In the 1950s Bender abandoned ECT as a therapeutic practice for the treatment of children.
In the same decade the results of her published work on the use of ECT in children was discredited after a study showing that the condition of the children so treated had either not improved or deteriorated.
Commenting on his experience as part of Bender's therapeutic program Chabasinski said that, "It really made a mess of me ... I went from being a shy kid who read a lot to a terrified kid who cried all the time."
Following his treatment, he spent ten years as an inmate of Rockland State Hospital, a psychiatric facility now known as the Rockland Psychiatric Center.
Chabasinski was discharged from the Rockland State Hospital at the age of seventeen.
He eventually went to college where he qualified as a lawyer.
Chabasinski has been active in the psychiatric survivors movement since 1971.
In 1982, he was a leader in an initially successful campaign seeking to ban the use of Electroshock in Berkeley, California.
Chabasinski was born in New York to a Polish-born immigrant woman.
His father was of Russian descent.
In the period just before and after Chabasinski's birth, his birth-mother, who was poor, unmarried and had been given a diagnosis of schizophrenia, was committed to a psychiatric facility.
He was subsequently placed in the care of a foster family in the Bronx, New York.
While an intelligent child, his social worker from the Foundling Hospital, a Miss Callaghan, thought him withdrawn and suspected that he was exhibiting the initial signs of an incipient schizophrenia.
Chabasinski himself attributes this diagnosis to the then widespread opinion that mental illness was hereditary and thus, he contends, the social worker supervising his foster home placement was "looking for symptoms".
Chabasinski was Chairman of the Coalition to Stop Electroshock which in 1982 qualified an initiative measure, titled Initiative T., for municipal ballot to make the application of electroconvulsive therapy a misdemeanour in Berkeley, California, punishable with a $500 fine or up to six months imprisonment.
Chabasinski was the author of the ballot question and, along with fellow psychiatric survivor Leonard Roy Frank, he was a leader in the campaign.

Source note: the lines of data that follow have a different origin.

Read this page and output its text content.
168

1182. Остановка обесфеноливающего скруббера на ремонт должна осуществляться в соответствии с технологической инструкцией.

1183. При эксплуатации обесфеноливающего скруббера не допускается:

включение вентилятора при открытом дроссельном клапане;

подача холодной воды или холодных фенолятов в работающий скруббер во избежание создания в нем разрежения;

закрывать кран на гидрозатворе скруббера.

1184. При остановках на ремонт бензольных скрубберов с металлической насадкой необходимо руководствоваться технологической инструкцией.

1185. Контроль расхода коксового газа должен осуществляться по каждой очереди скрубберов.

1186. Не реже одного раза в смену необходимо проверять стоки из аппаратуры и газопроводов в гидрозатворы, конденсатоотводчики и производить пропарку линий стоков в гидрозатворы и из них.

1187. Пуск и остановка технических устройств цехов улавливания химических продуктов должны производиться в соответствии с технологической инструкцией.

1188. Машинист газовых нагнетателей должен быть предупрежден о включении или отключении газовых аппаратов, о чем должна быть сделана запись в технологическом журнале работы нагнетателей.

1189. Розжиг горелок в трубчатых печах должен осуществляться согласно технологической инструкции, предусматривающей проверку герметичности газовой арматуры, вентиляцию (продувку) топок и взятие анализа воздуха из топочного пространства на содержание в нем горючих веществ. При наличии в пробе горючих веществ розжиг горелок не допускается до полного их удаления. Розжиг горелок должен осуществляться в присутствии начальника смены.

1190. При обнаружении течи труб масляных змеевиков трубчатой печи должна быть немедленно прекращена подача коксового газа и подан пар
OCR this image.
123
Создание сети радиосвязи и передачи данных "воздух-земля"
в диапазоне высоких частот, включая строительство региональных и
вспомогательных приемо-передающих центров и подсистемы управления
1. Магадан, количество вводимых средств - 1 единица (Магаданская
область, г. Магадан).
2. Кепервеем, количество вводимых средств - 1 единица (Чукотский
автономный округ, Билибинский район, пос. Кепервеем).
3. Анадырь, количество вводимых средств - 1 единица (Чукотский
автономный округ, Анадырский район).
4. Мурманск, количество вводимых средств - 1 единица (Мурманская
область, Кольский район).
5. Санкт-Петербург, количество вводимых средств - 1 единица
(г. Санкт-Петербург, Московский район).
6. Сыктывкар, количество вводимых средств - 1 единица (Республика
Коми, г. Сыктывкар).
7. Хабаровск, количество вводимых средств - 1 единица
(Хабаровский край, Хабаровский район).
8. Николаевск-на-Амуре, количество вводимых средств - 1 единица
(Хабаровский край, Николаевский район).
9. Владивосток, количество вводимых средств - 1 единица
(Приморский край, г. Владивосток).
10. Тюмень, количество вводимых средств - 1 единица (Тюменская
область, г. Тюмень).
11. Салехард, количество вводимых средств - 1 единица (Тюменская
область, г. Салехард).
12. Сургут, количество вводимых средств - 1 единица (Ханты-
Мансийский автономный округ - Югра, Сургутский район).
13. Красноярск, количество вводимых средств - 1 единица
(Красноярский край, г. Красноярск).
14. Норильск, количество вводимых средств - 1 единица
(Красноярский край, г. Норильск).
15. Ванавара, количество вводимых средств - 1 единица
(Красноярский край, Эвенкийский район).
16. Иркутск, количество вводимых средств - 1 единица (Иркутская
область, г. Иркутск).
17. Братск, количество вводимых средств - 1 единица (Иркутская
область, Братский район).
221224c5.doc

The campaign group, supported by human rights organisations such as the Berkeley-based ex-patient group Network Against Psychiatric Assault, consisted of some 250 people approximately half of whom were former psychiatric patients with the majority of the remainder consisting of students from Berkeley and individual doctors who were opposed to ECT.
The coalition's entire campaign fund was in the region of $1,000.
The American Psychiatric Association provided funds of $15,000 to campaign against the initiative.
2,500 people petitioned in support of the initiative exceeding the 1,400 signatures required to put the motion on the ballot.
At the time Chabasinski argued that the enforcement of the law governing consent to ECT in psychiatric facilities in the state of California was so lax that a total ban on the procedure was required.
He and his fellow campaigners also claimed that ECT was a dangerous and barbaric treatment that could cause either long or short term memory loss, brain damage and that the procedure could even result in death.
They also charged that when resident in a psychiatric institution the very concept of informed consent is meaningless.